В настоящее время его, видимо, занимало не самое дело, не силы, друг с другом борящиеся на жизнь и смерть, а вопрос о том, как это все будет принято «парламентским большинством» — единственной реальностью, доступной его пониманию. Ему надо было или разбить гигантов, или утонуть в толпе, отказаться от власти, то есть перестать олицетворять собою парламентское большинство. Несмотря на неудачу, на грубые ошибки, на невозможность непоправимых общественных бедствий, несмотря на то, что руки его были уже обагрены кровью и могли обагриться ею еще более, он все-таки не терял надежды, даже верил, что речами, разъяснениями, определениями, постановлениями можно поправить дело, и разорванную цепь можно вновь сделать целой. Он был поражен и огорчен, без сомнения, а кроме того, страшно утомлен и измучен, но… если бы только сохранить свое влияние на большинство, если бы опять уговорить…
Пока Катергам говорил, Редвуду казалось, что тот то расширяется, то съеживается, то удаляется, то приближается. Собственная роль Редвуда при этом свидании оказалась самой ничтожной. Он едва имел время вставлять односложные фразы, вроде: «Это неправда!», «Нет», «Вольно же вам предполагать это!», «Зачем же вы тогда начинали?»

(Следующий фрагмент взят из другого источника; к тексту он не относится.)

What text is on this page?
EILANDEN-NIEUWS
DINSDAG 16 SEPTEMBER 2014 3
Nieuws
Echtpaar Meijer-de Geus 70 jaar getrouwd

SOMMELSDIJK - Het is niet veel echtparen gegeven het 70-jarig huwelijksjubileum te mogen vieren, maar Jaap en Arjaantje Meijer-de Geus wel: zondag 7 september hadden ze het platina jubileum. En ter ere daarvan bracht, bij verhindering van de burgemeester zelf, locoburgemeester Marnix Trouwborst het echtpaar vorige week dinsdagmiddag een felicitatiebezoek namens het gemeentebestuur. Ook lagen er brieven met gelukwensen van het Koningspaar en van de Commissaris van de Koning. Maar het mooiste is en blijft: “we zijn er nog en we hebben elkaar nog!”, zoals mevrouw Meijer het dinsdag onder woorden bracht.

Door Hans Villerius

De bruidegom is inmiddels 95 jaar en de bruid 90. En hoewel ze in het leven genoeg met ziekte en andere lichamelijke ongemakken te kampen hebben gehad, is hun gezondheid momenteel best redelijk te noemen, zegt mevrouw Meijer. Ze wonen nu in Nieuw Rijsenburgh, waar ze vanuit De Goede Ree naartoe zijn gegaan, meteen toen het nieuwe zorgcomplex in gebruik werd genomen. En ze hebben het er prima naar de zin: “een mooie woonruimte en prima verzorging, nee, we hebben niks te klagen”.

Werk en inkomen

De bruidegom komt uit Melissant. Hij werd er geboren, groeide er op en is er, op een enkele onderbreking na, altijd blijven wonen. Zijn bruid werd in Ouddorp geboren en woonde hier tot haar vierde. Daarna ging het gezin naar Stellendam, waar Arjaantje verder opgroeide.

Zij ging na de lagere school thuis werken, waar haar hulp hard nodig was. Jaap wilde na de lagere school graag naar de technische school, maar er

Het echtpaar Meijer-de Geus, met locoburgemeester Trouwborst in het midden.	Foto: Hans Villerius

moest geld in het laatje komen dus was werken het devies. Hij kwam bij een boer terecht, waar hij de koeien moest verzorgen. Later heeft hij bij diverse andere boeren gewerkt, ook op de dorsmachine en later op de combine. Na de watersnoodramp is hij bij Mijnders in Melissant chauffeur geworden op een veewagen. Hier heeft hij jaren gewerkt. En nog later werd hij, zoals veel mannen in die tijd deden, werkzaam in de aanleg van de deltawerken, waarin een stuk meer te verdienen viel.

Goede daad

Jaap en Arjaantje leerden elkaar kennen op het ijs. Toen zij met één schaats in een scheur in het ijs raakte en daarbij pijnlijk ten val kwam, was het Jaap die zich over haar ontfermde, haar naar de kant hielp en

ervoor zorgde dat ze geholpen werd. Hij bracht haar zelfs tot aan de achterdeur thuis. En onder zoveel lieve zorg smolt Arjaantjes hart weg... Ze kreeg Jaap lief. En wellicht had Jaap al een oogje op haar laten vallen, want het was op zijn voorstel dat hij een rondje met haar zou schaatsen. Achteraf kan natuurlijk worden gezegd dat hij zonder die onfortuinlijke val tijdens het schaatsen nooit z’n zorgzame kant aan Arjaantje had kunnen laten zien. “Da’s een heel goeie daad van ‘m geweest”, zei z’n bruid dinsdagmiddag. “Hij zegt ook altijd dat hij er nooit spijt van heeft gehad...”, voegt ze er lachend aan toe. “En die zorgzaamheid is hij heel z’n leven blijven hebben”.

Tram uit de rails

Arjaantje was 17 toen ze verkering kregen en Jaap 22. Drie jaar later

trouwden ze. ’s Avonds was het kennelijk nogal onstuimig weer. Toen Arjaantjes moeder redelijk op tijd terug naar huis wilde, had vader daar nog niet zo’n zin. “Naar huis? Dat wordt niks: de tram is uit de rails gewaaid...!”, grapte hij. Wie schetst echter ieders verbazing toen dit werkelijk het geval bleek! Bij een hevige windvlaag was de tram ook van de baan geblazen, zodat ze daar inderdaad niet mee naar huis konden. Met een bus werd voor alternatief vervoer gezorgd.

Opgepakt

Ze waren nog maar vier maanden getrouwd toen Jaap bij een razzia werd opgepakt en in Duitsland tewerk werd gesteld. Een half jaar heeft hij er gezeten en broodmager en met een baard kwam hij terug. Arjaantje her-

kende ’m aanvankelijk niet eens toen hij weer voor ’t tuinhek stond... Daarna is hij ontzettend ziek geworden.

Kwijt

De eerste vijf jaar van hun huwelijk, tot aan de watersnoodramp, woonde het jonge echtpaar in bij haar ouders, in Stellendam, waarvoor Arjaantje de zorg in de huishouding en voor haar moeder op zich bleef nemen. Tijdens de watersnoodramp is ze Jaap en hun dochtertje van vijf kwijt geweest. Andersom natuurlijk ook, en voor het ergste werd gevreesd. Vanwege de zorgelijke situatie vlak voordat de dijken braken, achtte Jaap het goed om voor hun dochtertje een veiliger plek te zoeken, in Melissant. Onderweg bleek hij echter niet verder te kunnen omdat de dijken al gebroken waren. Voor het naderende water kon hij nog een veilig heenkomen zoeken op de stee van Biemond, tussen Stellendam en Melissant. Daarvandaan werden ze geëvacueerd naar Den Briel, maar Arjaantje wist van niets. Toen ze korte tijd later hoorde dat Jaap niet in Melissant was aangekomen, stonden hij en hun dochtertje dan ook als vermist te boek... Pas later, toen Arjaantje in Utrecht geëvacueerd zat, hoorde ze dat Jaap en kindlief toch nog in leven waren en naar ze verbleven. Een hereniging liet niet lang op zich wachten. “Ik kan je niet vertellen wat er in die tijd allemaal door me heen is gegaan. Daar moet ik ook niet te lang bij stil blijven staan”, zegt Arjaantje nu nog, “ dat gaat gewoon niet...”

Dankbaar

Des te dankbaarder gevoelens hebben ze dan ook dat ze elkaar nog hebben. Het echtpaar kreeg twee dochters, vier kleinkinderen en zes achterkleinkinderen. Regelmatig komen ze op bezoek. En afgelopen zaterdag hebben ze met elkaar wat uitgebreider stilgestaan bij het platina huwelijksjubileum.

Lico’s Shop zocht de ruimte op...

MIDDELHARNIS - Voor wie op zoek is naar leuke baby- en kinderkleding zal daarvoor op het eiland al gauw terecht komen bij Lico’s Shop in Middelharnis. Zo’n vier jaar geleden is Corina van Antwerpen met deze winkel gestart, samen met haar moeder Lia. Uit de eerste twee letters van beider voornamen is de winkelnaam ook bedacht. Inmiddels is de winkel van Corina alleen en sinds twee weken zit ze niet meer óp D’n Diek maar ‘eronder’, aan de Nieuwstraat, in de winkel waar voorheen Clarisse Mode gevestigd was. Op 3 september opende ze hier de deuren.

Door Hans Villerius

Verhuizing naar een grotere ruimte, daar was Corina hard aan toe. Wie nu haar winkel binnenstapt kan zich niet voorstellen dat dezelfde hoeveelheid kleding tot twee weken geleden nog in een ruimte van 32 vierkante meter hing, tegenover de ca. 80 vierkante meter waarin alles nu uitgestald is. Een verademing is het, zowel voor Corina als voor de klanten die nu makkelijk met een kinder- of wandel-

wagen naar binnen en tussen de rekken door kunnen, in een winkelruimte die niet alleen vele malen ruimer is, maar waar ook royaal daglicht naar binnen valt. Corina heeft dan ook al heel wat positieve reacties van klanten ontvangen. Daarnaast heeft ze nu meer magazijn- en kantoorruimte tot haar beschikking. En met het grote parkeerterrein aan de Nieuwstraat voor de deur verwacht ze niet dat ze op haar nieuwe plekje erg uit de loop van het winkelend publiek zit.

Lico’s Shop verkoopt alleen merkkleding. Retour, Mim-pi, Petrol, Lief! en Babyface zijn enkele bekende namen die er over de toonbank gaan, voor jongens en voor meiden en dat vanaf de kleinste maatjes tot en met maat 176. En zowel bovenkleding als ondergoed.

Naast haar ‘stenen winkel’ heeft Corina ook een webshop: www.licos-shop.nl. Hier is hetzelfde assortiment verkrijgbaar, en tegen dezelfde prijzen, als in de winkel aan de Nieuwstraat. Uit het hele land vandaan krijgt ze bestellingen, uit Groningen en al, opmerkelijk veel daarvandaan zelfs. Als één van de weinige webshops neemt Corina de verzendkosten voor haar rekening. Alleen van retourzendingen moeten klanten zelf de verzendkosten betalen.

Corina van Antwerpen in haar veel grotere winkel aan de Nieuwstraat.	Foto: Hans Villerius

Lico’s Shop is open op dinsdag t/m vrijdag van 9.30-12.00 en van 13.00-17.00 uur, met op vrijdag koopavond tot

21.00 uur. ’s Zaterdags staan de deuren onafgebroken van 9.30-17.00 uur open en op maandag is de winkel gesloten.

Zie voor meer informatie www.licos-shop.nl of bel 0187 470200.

Сомнительно, однако, чтобы Катергам слышал эти фразы. Речь его обходила выражения Редвуда, как река обходит скалу. Этот невероятный человек стоял в своем официальном кабинете в своей официальной позе и говорил, говорил без конца. Говорил красиво, убедительно, не переставая ни на минуту, как бы из боязни, чтобы во время паузы не ворвалось в его соображения что-либо постороннее, противоречивое, и не воплотилось, таким образом, в слово — единственное воплощение, которое он понимал. Стоял он среди банального и слегка подержанного великолепия казенной обстановки, в которой его противники один за другим изнемогали под тяжестью веры в парламентаризм. Монотонно покачиваясь и постукивая по стеклу, один только лист гигантского плюща затемнял снаружи своей тенью всю комнату.

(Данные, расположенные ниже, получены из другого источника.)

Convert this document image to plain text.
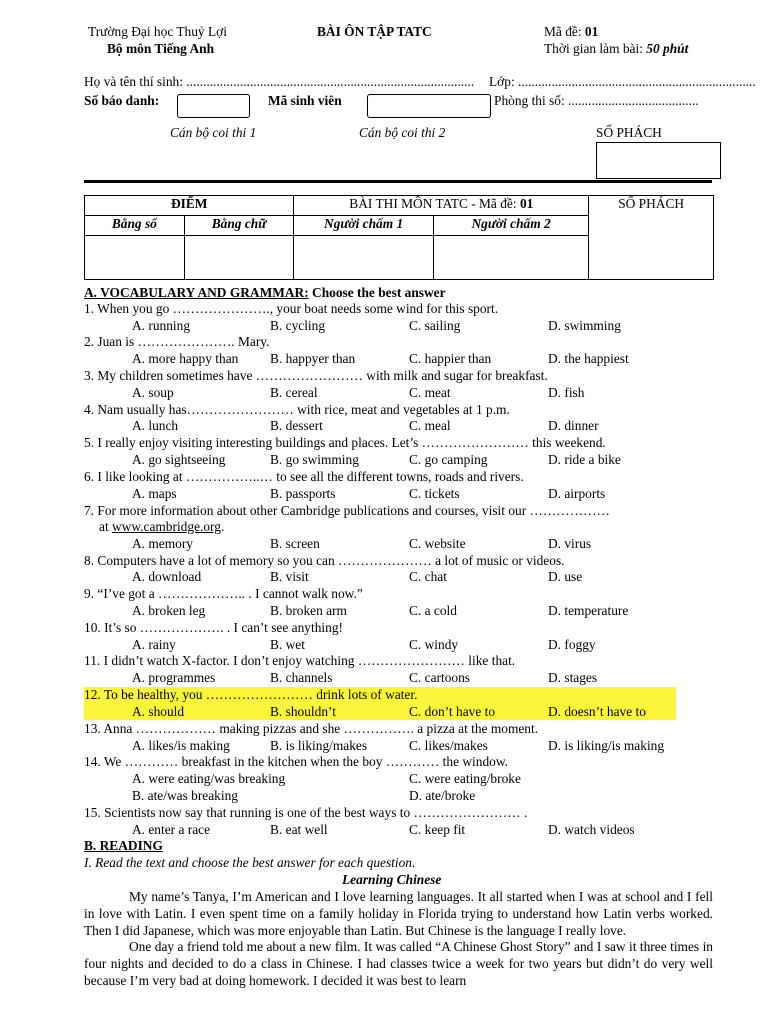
Trường Đại học Thuỷ Lợi
Bộ môn Tiếng Anh
BÀI ÔN TẬP TATC	Mã đề: 01
Thời gian làm bài: 50 phút
Họ và tên thí sinh: ...................................................................................... Lớp: .......................................................................
Số báo danh:	Mã sinh viên	Phòng thi số: .......................................
Cán bộ coi thi 1	Cán bộ coi thi 2	SỐ PHÁCH
ĐIỂM		BÀI THI MÔN TATC - Mã đề: 01		SỐ PHÁCH
Bằng số	Bằng chữ	Người chấm 1	Người chấm 2	

A. VOCABULARY AND GRAMMAR: Choose the best answer
1. When you go …………………., your boat needs some wind for this sport.
A. running	B. cycling	C. sailing	D. swimming
2. Juan is …………………. Mary.
A. more happy than B. happyer than	C. happier than	D. the happiest
3. My children sometimes have …………………… with milk and sugar for breakfast.
A. soup	B. cereal	C. meat	D. fish
4. Nam usually has…………………… with rice, meat and vegetables at 1 p.m.
A. lunch	B. dessert	C. meal	D. dinner
5. I really enjoy visiting interesting buildings and places. Let’s …………………… this weekend.
A. go sightseeing	B. go swimming	C. go camping	D. ride a bike
6. I like looking at ……………..… to see all the different towns, roads and rivers.
A. maps	B. passports	C. tickets	D. airports
7. For more information about other Cambridge publications and courses, visit our ………………
at www.cambridge.org.
A. memory	B. screen	C. website	D. virus
8. Computers have a lot of memory so you can ………………… a lot of music or videos.
A. download	B. visit	C. chat	D. use
9. “I’ve got a ……………….. . I cannot walk now.”
A. broken leg	B. broken arm	C. a cold	D. temperature
10. It’s so ………………. . I can’t see anything!
A. rainy	B. wet	C. windy	D. foggy
11. I didn’t watch X-factor. I don’t enjoy watching …………………… like that.
A. programmes	B. channels	C. cartoons	D. stages
12. To be healthy, you …………………… drink lots of water.
A. should	B. shouldn’t	C. don’t have to	D. doesn’t have to
13. Anna ……………… making pizzas and she ……………. a pizza at the moment.
A. likes/is making	B. is liking/makes	C. likes/makes	D. is liking/is making
14. We ………… breakfast in the kitchen when the boy ………… the window.
A. were eating/was breaking	C. were eating/broke
B. ate/was breaking	D. ate/broke
15. Scientists now say that running is one of the best ways to …………………… .
A. enter a race	B. eat well	C. keep fit	D. watch videos
B. READING
I. Read the text and choose the best answer for each question.
Learning Chinese

My name’s Tanya, I’m American and I love learning languages. It all started when I was at school and I fell in love with Latin. I even spent time on a family holiday in Florida trying to understand how Latin verbs worked. Then I did Japanese, which was more enjoyable than Latin. But Chinese is the language I really love.

One day a friend told me about a new film. It was called “A Chinese Ghost Story” and I saw it three times in four nights and decided to do a class in Chinese. I had classes twice a week for two years but didn’t do very well because I’m very bad at doing homework. I decided it was best to learn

Чем более он говорил, тем более речь его казалась Редвуду лишенной содержания. Понимал ли этот человек, что, пока он тут говорит, вселенная не перестала жить? Понимал ли он, что непобедимый прилив гигантизма и за это время не переставал разливаться по земной поверхности? Да полно, знал ли он кроме всего этого, что время существует не для одних только парламентских прений и что за пролитую кровь имеются и другие наказания, кроме парламентской цензуры.
Редвуду страшно хотелось наконец прервать этот безудержный монолог и вернуться к делу, к здравому смыслу, к осажденному лагерю, где находился его раненый сын. Ради сына он и терпел до сих пор безудержное красноречие Катергама, но теперь начинал уже чувствовать, что еще немножко — и оно отвлечет его внимание в сторону, загипнотизирует, усыпит. С голосом знаменитого оратора приходится бороться физически, как и с пассами гипнотизера.

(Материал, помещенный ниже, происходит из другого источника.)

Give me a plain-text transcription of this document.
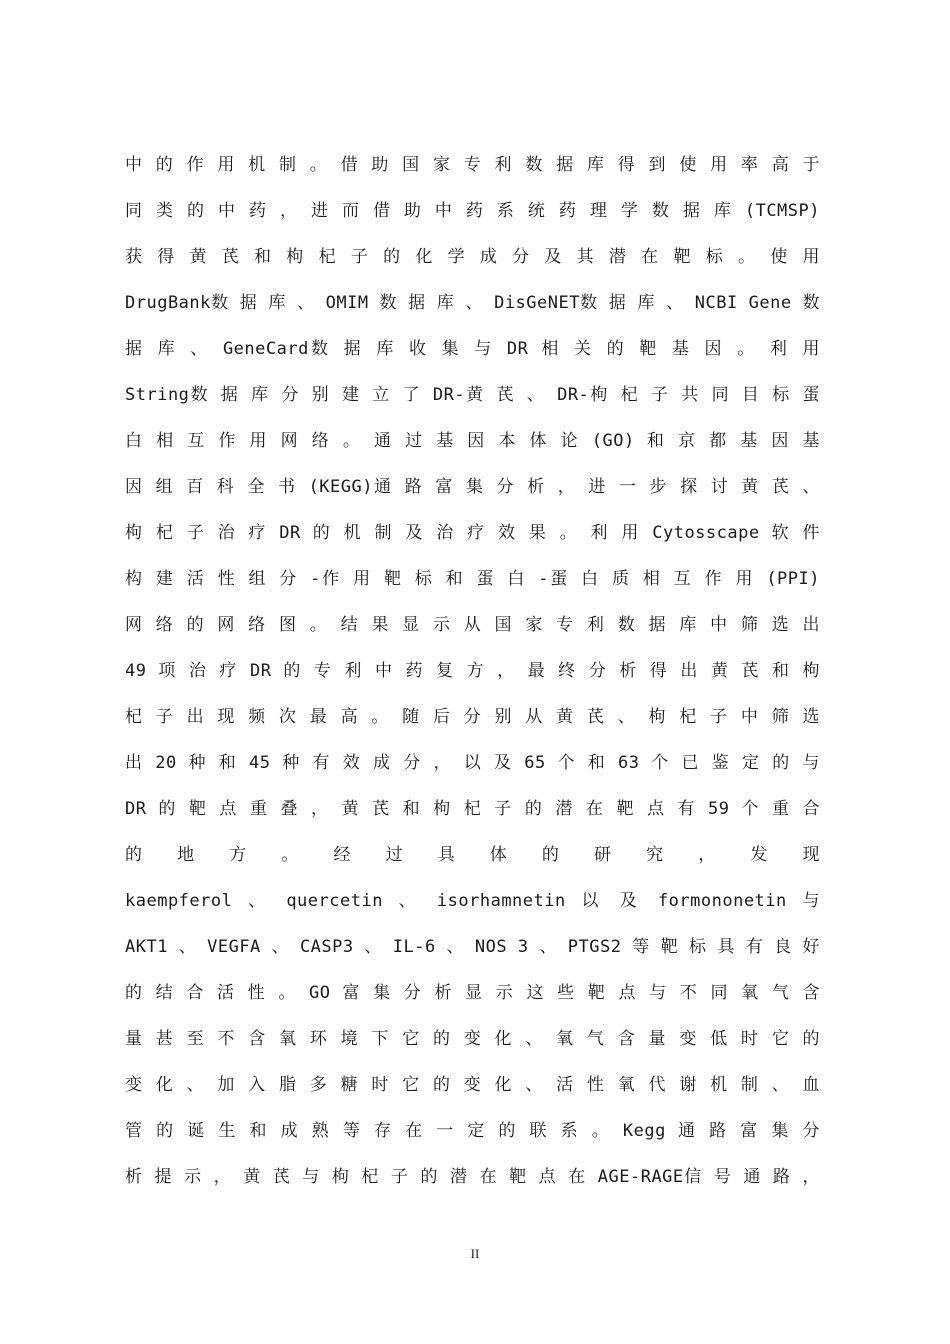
中 的 作 用 机 制 。 借 助 国 家 专 利 数 据 库 得 到 使 用 率 高 于
同 类 的 中 药 ， 进 而 借 助 中 药 系 统 药 理 学 数 据 库 (TCMSP)
获 得 黄 芪 和 枸 杞 子 的 化 学 成 分 及 其 潜 在 靶 标 。 使 用
DrugBank数 据 库 、 OMIM 数 据 库 、 DisGeNET数 据 库 、 NCBI Gene 数
据 库 、 GeneCard数 据 库 收 集 与 DR 相 关 的 靶 基 因 。 利 用
String数 据 库 分 别 建 立 了 DR-黄 芪 、 DR-枸 杞 子 共 同 目 标 蛋
白 相 互 作 用 网 络 。 通 过 基 因 本 体 论 (GO) 和 京 都 基 因 基
因 组 百 科 全 书 (KEGG)通 路 富 集 分 析 ， 进 一 步 探 讨 黄 芪 、
枸 杞 子 治 疗 DR 的 机 制 及 治 疗 效 果 。 利 用 Cytosscape 软 件
构 建 活 性 组 分 -作 用 靶 标 和 蛋 白 -蛋 白 质 相 互 作 用 (PPI)
网 络 的 网 络 图 。 结 果 显 示 从 国 家 专 利 数 据 库 中 筛 选 出
49 项 治 疗 DR 的 专 利 中 药 复 方 ， 最 终 分 析 得 出 黄 芪 和 枸
杞 子 出 现 频 次 最 高 。 随 后 分 别 从 黄 芪 、 枸 杞 子 中 筛 选
出 20 种 和 45 种 有 效 成 分 ， 以 及 65 个 和 63 个 已 鉴 定 的 与
DR 的 靶 点 重 叠 ， 黄 芪 和 枸 杞 子 的 潜 在 靶 点 有 59 个 重 合
的 地 方 。 经 过 具 体 的 研 究 ， 发 现
kaempferol 、 quercetin 、 isorhamnetin 以 及 formononetin 与
AKT1 、 VEGFA 、 CASP3 、 IL-6 、 NOS 3 、 PTGS2 等 靶 标 具 有 良 好
的 结 合 活 性 。 GO 富 集 分 析 显 示 这 些 靶 点 与 不 同 氧 气 含
量 甚 至 不 含 氧 环 境 下 它 的 变 化 、 氧 气 含 量 变 低 时 它 的
变 化 、 加 入 脂 多 糖 时 它 的 变 化 、 活 性 氧 代 谢 机 制 、 血
管 的 诞 生 和 成 熟 等 存 在 一 定 的 联 系 。 Kegg 通 路 富 集 分
析 提 示 ， 黄 芪 与 枸 杞 子 的 潜 在 靶 点 在 AGE-RAGE信 号 通 路 ，
II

В том освещении, которое Катергам придавал фактам, они бледнели и терялись, как в тумане. Легко было совсем потерять их из виду.
Что, собственно, говорил этот человек?
Все — и ничего. Очень пространно, очень картинно и очень пусто. Много было сказало относительно кровопролития — как оно неуместно, нежелательно, вредно. Много было сказано относительно гигантизма — как он уродлив, противен природе, недопустим. Но все это не имело никакого практического значения и ни к чему не вело. Главный пункт речи Катергама состоял в предложении сойтись на компромиссе.
Он предлагай гигантам сдаться на капитуляцию, уйти из общества маленьких людей и образовать свое собственное.
— Но где же? — едва успел вставить Редвуд.
На этот раз красноречие Катергама, ударившись, о препятствие, потекло по другому руслу. Взглянув в первый раз в лицо Редвуду и придав своему голосу самую убедительную интонацию, он начал разглагольствовать о прелестях и удобстве такого отдельного жития, а что касается места, которое может быть отведено, то это он считал вопросом побочным, подлежащим решению впоследствии. Закончил он требованием, чтобы «Пища богов» производилась только там, где будут жить гиганты.
— А как же принцесса? — вставил Редвуд.
— Ну, принцесса — дело особое; наш разговор ее не касается.
— Но ведь это же нелепо! — воскликнул Редвуд.
— Об этом мы поговорим после. А теперь, так как мы согласились, что производство Пищи должно быть прекращено…
— Я ни в какие соглашения еще не входил, — прервал его Редвуд.